Zwischenfinanzierung

Eine kurzfristige Möglichkeit Ihre Traumimmobilie in München mit einem Zwischenkredit abzusichern.

Die Zwischenfinanzierung ist als Sonderform einer Baufinanzierung einzustufen. Eine Zwischenfinanzierung ist dann erforderlich, wenn eine größere Summe Eigenkapital in Zukunft eingesetzt werden kann, die aber aktuell noch nicht zur Verfügung steht. Mit einer Zwischenfinanzierung kann der Zeitraum überbrückt werden, bis das Eigenkapital zum Einsatz kommt. 

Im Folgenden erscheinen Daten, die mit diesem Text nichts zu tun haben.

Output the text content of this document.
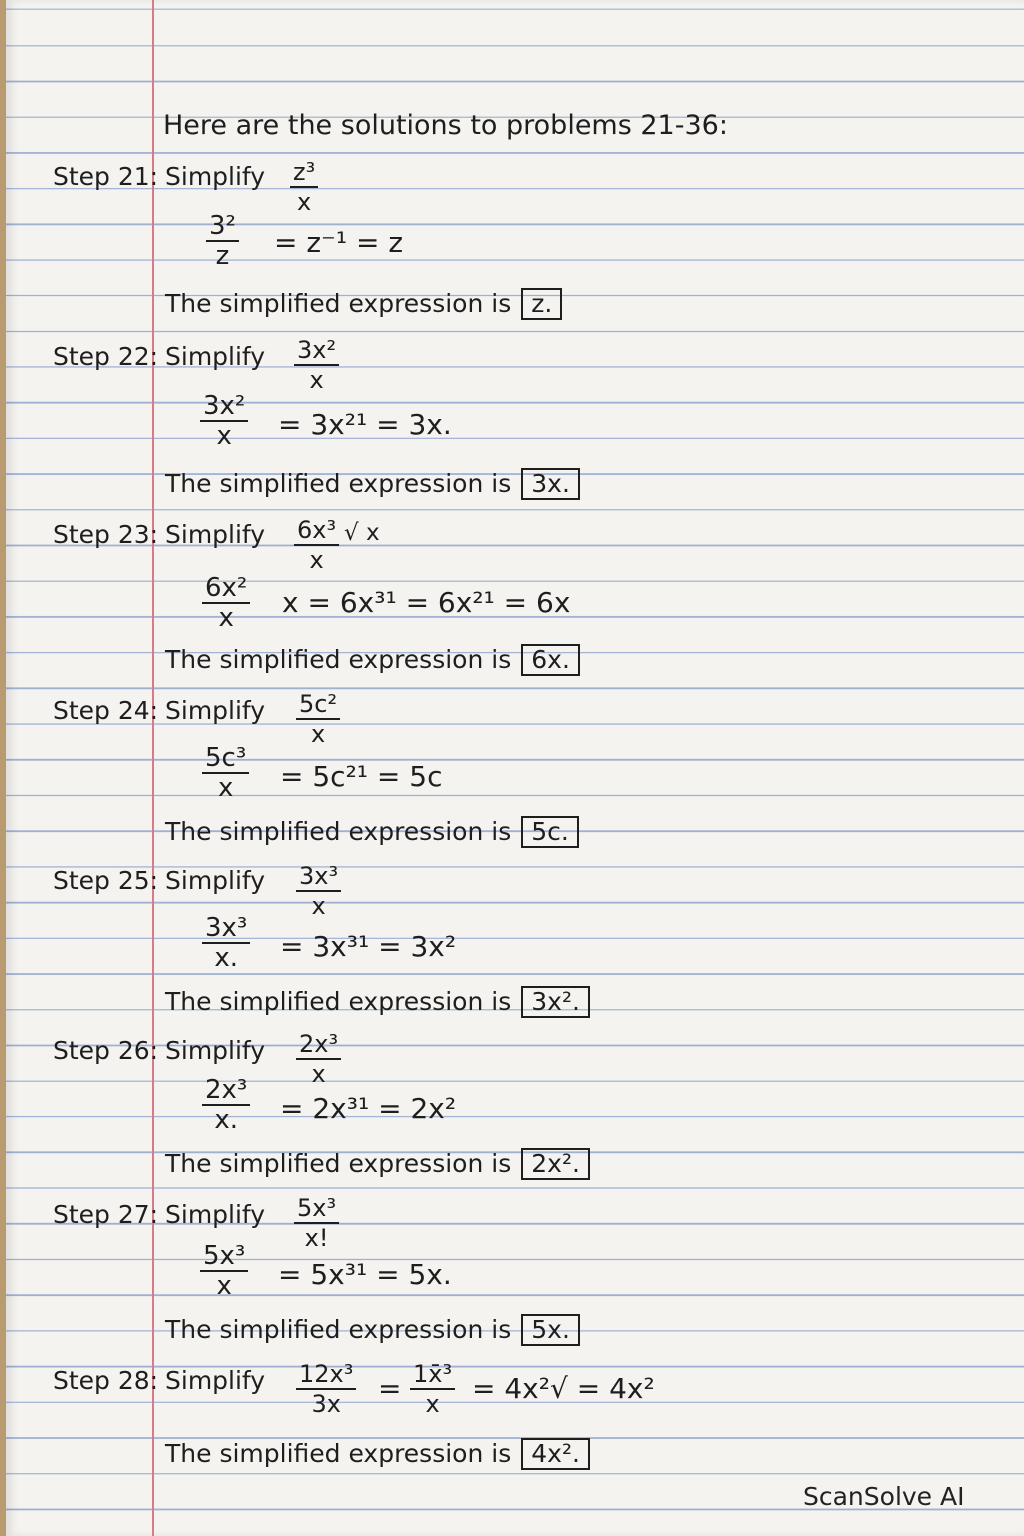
Here are the solutions to problems 21-36:
Step 21: Simplify $\frac{\text{z³}}{x}$
$\frac{\text{3²}}{z} = z^{-1} = z$
The simplified expression is z.
Step 22: Simplify $\frac{\text{3x²}}{x}$
$\frac{\text{3x²}}{x} = 3x^{21} = 3x$.
The simplified expression is 3x.
Step 23: Simplify $\frac{\text{6x³}}{x}$ √ x
$\frac{\text{6x²}}{x}$ x = 6x³¹ = 6x²¹ = 6x
The simplified expression is 6x.
Step 24: Simplify $\frac{\text{5c²}}{x}$
$\frac{\text{5c³}}{x} = 5c^{21} = 5c$
The simplified expression is 5c.
Step 25: Simplify $\frac{\text{3x³}}{x}$
$\frac{\text{3x³}}{x.} = 3x^{31} = 3x^2$
The simplified expression is 3x².
Step 26: Simplify $\frac{\text{2x³}}{x}$
$\frac{\text{2x³}}{x.} = 2x^{31} = 2x^2$
The simplified expression is 2x².
Step 27: Simplify $\frac{\text{5x³}}{x!}$
$\frac{\text{5x³}}{x} = 5x^{31} = 5x$.
The simplified expression is 5x.
Step 28: Simplify $\frac{\text{12x³}}{3x} = \frac{\text{1x̄³}}{x} = 4x^2√ = 4x^2$
The simplified expression is 4x².
ScanSolve AI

Wer beispielsweise sein Haus oder seine Eigentumswohnung in München  verkaufen möchte, um ein anderes Haus oder eine kleine Eigentumswohnung zu kaufen, hat dann das konkrete Problem, die neue Immobilie bezahlen zu müssen, bevor den Verkaufserlös aus einer bestehenden Immobilie erhält. Der Grund hierfür ist plausibel: Die meisten Eigentümer möchten rechtzeitig einen Kaufvertrag für Ihre Immobilie in München abschließen, da sie sich nicht dem Risiko aussetzen wollen, ganz ohne Immobilie dazustehen. 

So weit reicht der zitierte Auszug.